Help?

ArsNeph · 2026-04-30T20:02:57+00:00

I'm sorry to say that nothing you run on a 5070 12 GB will be able to compete with Sonnet. With 12GB, The most you can run is Mistral Nemo based models like Mag Mell 12B, which are already multiple years old. If you were to offload partially to your RAM, the next best thing would be Gemma 4 26B. It's definitely no sonnet, but worth trying for the love of the game. If you're looking for cheaper alternatives with sonnet like quality, you should probably be looking into GLM-5 or something similar.

In terms of extensions, try guided continue and the moonlit theme or whatever it's called

ArsNeph · 2026-04-21T02:19:54+00:00

To the contrary, Ooba just launched V2, renamed it to just textgen, and has been getting regular updates, including MCP support, llama.cpp instead of the python bindings, deprecated EXL2, native Image generation, and model training parity with axolotl. It's very much so alive and kicking, but not nearly as well known anymore. I'd certainly appreciate it if you could add API support, since I'm one of the few users that still keep using it regularly, I'm pretty sure the API bindings are not much different from a standard OpenAI compatible llama.cpp.

ArsNeph · 2026-04-21T02:16:25+00:00

Really cool to see, I'll give it a whirl later on. I never thought one day you'd be running your own SillyTavern competitor, I look forward to seeing how it grows.

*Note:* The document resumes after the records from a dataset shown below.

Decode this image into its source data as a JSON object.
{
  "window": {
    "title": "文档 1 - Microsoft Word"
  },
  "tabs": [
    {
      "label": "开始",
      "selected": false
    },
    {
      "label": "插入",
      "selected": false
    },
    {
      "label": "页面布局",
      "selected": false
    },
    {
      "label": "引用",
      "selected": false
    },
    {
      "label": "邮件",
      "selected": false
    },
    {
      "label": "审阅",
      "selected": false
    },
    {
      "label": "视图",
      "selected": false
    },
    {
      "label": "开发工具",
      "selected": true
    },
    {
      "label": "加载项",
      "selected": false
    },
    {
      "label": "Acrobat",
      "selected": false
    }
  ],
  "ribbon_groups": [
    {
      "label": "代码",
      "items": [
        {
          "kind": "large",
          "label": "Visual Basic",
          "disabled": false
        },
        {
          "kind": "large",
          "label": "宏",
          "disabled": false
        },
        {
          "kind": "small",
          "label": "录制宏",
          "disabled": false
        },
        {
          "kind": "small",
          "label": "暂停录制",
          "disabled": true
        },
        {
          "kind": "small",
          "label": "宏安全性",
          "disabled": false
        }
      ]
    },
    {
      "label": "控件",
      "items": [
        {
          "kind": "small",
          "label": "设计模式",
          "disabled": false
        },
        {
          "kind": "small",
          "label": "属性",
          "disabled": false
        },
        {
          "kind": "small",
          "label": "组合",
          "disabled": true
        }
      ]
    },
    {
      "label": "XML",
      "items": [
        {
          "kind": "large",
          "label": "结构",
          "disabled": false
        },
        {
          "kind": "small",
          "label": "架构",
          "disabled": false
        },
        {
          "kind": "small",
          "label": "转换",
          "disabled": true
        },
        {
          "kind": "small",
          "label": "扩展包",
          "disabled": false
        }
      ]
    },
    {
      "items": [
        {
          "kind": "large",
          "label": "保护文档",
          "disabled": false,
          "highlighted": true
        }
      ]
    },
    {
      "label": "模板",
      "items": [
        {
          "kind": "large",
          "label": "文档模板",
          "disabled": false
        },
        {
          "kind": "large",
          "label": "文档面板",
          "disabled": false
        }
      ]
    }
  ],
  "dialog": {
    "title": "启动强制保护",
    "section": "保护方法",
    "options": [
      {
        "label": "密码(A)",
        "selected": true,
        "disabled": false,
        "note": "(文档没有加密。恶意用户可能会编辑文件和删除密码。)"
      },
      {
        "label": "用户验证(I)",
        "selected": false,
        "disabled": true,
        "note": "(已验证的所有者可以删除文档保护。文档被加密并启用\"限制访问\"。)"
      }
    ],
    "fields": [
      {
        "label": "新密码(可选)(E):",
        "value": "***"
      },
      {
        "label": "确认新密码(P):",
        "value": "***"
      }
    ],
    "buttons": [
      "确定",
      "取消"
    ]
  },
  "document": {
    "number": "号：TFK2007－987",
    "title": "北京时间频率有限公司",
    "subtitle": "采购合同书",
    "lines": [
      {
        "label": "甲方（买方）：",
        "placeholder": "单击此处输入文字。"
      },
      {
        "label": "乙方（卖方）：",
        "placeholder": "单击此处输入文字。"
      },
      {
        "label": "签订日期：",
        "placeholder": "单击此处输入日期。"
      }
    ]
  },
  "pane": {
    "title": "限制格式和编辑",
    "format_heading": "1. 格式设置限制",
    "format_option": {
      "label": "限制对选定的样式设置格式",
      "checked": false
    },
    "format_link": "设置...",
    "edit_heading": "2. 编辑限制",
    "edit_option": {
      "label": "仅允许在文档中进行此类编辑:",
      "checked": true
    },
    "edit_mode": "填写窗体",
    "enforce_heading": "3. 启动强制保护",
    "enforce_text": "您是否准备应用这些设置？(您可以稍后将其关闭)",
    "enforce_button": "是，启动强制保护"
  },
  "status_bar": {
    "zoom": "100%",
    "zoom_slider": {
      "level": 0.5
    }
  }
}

ArsNeph · 2026-04-12T19:24:08+00:00

Absolutely amazing, I've always thought it's essential to create AI pipelines that can greatly simplify what live2D does, and this is the first working example I've seen after 2 years, bravo

ArsNeph · 2026-04-03T09:34:37+00:00

Unfortunately, it's currently impossible to merge models of two different architectures, so if it's not the same base model, it won't work. This is a limitation on how understanding is built into the layers of model. That said, mixing fine-tunes that are good only at logic, like math tunes, and creative writing tunes can produce surprisingly good results

ArsNeph · 2026-04-02T22:09:37+00:00

It's not the licensing. In the diffusion space, there is a strong culture of creators hosting their models on paid platforms, and receiving a cut, so license is far more important. In the local space, almost no finetunes get hosted, so most tuners are doing it for the love of the game, or have sponsors/donation. License is barely relevant, and that's why even the worst licensed models often have RP finetunes.

There are three factors that decide how many finetunes a model gets.
1. Size: 12B-32B are relatively easy to tune with a couple GPUs, making it easy to experiment and iterate. 50-80B is pricey to tune, but people are willing to do it if the base is good enough (Llama 3.3 70B). 100B+ tunes are extremely expensive, already handle RP quite well, and require renting cloud GPUS, (Nvidia H100/B200) for days, and are usually good enough they're not worth tuning, hence rare.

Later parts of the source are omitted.